Hoje, movimentos sociais e organizações de defesa dos direitos humanos, em conjunto com famílias e amigos de vítimas, fizeram uma caminhada em memória da Chacina da Baixada, ocorrida em 2005. Os 29 assassinatos, cometidos por policiais militares em Nova Iguaçu e Queimados, entraram para a história como a maior chacina do nosso estado. Entre as vítimas estavam oito crianças e sete adolescentes.

Na ápoca, familiares das vítimas denunciaram que o grupo de extermínio responsável pelo massacre já era velho conhecido da população da região. Além disso, diversas denúncias públicas de crimes ligados aos mesmos policiais surgiram depois da repercussão da chacina. Ou seja, uma punição anterior poderia ter evitado os assassinatos da Baixada.

Segundo informações do Observatório de Favelas, dos 11 policiais denunciados pelo Ministério Público por envolvimento direto no massacre, somente cinco foram julgados. Em 2009, Júlio César de Paula e Marcos Siqueira foram condenados por homicídio qualificado, tentativa de homicídio e formação de quadrilha. No mesmo julgamento, o PM Ivonei de Souza foi absolvido por falta de provas. Dois anos antes, o cabo José Augusto Moreira Felipe também foi sentenciado pelos crimes de homicídio e formação de quadrilha. Ainda em 2007, o soldado Fabiano Gonçalves Lopes foi absolvido do crime de homicídio, respondendo somente por formação de quadrilha – crime pelo qual pegou sete anos de prisão. O cabo Jorge Simão, mais um dos acusados, foi assassinado em 2006 quando ia à delegacia prestar depoimento.
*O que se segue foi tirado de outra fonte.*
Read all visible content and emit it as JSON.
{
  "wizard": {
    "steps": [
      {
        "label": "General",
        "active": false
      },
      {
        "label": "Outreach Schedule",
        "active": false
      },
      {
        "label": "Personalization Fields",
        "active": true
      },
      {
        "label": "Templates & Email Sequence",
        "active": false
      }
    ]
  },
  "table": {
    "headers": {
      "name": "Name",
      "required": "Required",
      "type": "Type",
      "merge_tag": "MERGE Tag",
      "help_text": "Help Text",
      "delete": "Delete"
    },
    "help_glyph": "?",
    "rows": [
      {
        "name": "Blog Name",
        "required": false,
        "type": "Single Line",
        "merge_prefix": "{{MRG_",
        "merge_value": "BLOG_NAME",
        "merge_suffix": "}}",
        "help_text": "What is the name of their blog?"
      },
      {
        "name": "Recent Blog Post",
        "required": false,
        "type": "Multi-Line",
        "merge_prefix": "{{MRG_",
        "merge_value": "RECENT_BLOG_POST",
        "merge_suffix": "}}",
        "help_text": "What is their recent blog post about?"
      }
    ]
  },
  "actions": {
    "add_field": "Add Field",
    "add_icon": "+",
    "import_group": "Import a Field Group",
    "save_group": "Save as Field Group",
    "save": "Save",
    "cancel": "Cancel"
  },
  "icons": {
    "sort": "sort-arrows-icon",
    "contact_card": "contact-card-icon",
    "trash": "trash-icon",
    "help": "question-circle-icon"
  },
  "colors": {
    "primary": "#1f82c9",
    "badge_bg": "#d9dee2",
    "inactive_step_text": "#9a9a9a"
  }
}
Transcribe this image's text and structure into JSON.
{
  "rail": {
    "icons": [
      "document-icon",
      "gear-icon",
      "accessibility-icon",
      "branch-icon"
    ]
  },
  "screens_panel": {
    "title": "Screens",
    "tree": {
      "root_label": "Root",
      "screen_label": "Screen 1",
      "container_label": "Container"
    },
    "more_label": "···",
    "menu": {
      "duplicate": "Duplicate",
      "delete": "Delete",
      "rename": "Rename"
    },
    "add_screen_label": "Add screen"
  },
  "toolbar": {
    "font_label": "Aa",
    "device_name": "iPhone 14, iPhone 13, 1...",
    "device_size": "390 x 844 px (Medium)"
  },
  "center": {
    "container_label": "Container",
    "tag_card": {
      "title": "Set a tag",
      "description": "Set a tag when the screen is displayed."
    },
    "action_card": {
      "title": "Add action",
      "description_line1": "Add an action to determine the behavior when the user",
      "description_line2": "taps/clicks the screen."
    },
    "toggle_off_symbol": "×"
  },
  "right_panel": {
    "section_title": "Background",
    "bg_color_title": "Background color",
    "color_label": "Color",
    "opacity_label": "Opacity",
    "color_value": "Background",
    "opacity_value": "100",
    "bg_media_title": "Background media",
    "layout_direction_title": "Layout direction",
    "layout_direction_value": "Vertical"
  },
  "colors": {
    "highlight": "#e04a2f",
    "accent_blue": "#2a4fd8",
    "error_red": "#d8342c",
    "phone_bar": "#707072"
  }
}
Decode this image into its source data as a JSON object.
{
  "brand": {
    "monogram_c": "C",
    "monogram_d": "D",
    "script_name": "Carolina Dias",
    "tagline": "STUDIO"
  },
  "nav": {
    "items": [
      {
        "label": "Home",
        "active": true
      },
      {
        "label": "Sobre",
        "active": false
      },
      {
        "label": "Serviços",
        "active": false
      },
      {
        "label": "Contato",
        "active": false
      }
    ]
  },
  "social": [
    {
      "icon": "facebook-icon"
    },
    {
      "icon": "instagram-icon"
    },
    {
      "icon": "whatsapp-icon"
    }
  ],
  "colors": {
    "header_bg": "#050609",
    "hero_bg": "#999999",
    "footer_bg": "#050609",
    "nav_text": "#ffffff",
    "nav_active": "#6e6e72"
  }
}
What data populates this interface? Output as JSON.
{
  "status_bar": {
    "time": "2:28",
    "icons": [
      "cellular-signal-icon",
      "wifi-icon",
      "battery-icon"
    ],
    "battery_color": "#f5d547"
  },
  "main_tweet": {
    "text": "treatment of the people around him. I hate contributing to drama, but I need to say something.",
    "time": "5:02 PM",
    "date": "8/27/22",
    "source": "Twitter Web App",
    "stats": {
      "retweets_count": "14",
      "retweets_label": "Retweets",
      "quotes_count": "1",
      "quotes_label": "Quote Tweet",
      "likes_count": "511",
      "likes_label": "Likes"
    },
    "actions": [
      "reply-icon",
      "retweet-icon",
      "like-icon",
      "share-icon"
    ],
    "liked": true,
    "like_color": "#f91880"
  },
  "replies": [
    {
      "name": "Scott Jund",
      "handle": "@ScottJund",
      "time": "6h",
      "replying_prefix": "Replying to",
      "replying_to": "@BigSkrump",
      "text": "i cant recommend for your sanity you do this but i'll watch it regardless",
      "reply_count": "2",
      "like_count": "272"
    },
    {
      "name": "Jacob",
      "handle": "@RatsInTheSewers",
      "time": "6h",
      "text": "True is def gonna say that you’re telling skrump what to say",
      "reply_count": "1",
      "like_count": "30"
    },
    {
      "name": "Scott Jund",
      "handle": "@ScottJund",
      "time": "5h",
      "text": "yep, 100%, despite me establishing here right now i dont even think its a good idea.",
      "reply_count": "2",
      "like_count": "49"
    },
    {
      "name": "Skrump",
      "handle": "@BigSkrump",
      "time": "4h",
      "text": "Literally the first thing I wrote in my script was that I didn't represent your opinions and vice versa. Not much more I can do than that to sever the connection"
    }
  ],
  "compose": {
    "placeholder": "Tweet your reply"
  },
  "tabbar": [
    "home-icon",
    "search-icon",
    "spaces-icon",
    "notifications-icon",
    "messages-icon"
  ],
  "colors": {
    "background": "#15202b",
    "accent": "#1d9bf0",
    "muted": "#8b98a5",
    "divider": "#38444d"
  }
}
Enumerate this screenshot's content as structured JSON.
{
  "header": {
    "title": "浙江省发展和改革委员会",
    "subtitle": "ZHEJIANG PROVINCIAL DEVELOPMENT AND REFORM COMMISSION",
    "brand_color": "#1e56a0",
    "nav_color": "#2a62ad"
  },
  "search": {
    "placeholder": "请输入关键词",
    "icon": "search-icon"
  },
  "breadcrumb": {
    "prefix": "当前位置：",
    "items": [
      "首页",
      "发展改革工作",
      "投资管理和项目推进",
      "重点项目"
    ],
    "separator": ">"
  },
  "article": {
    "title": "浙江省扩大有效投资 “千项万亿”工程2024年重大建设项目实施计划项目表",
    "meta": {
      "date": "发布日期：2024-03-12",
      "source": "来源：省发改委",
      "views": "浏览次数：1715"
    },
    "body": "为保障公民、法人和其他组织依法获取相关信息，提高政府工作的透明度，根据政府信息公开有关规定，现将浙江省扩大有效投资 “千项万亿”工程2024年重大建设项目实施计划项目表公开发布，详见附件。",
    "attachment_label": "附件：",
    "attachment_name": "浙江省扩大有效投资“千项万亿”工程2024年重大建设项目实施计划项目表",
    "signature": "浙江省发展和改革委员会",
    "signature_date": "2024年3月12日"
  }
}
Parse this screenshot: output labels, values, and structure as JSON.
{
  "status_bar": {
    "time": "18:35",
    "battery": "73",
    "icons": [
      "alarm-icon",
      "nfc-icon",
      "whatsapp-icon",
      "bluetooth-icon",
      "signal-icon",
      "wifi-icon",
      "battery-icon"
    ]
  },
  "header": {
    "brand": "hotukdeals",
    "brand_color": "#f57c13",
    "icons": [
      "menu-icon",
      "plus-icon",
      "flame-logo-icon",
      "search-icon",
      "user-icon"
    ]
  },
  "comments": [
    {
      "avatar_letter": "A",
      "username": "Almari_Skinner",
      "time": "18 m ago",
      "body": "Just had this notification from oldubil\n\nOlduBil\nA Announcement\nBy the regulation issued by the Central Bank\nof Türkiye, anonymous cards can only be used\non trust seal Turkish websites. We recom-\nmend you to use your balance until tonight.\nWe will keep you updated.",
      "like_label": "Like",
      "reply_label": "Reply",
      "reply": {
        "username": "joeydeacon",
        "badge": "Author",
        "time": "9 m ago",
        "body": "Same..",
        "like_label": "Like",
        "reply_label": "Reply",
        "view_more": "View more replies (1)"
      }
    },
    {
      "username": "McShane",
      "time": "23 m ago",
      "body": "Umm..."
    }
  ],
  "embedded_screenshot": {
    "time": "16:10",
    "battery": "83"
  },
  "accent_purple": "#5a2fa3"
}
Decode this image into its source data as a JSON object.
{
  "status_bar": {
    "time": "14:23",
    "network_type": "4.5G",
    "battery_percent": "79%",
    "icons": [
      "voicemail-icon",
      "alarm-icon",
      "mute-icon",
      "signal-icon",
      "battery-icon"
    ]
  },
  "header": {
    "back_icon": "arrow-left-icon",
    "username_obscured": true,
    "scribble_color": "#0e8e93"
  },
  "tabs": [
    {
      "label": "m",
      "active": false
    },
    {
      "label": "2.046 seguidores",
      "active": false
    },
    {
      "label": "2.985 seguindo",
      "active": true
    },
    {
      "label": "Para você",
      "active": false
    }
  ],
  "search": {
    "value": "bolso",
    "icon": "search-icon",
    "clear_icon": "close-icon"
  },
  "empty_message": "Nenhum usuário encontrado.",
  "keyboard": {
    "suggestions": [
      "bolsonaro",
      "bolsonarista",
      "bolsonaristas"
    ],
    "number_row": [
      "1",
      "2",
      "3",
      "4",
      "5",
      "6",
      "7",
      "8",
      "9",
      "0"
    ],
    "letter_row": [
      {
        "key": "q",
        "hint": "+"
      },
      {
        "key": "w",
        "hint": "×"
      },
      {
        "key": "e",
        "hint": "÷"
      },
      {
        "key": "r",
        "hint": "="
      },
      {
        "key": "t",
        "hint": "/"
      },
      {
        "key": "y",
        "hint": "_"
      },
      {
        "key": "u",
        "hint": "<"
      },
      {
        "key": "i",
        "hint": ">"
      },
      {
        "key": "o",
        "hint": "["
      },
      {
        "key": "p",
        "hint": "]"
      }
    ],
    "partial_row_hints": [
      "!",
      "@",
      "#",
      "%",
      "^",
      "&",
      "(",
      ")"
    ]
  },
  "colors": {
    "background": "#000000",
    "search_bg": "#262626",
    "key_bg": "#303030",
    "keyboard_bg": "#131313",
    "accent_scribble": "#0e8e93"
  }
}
Suspeita-se que Simão tenha sido morto pelos comparsas por ter aceitado a colaborar nas investigações.

Além disso, a indenização aos familiares dos mortos, já aprovada no Superior Tribunal de Justiça, ainda não foi liberada, já que o Estado do RJ continua a contestá-la.

A lembrança dos seis anos da Chacina nos traz um importante debate, em torno da violência que domina a Baixada Fluminense. A existência de diversos grupos de extermínio na região, denunciados pela população, revelam uma insuficiente presença ou organização do Estado, enquanto espaço de defesa do bem comum.

Políticas públicas desenvolvidas a partir de 2003 conseguiram frear o crescimento da violência no Brasil, mas nossos índices ainda são elevadíssimos. Sabemos que as vítimas têm, em geral, um perfil comum: são de classes populares, negros e jovens. Hoje, duas entre cada três mortes juvenis são causadas por situações de violência.

Percebemos também nos últimos anos uma maior interiorização da violência em nosso estado. Se até pouco tempo atrás a maioria dos crimes acontecia na capital, nos últimos anos vem ocorrendo uma descentralização da violência. Enquanto o município do Rio de Janeiro ocupa a 20º posição entre as capitais com mais homicídios, o estado como um todo ocupa a 7ª posição na lista das unidades federativas, segundo dados do Mapa da Violência 2011, desenvolvido pelo Instituto Sangari. Esses números refletem a alta porcentagem de crimes nos demais municípios do estado.

Precisamos garantir políticas públicas eficazes nestas regiões, com incentivo a cidadania e aprofundamento dos direitos humanos. A exigência de justiça e de solução dos diversos crimes que se arrastam durante anos na justiça, sem punição aos culpados, também é fundamental para promovermos uma reviravolta nesse quadro.

A organização da sociedade civil, como vimos hoje na passeata, é de suma importância nesse processo. Não vamos deixar que crimes como a Chacina da Baixada caiam no esquecimento; vamos seguir caminhando para que eles sirvam como exemplo de uma realidade que precisamos transformar.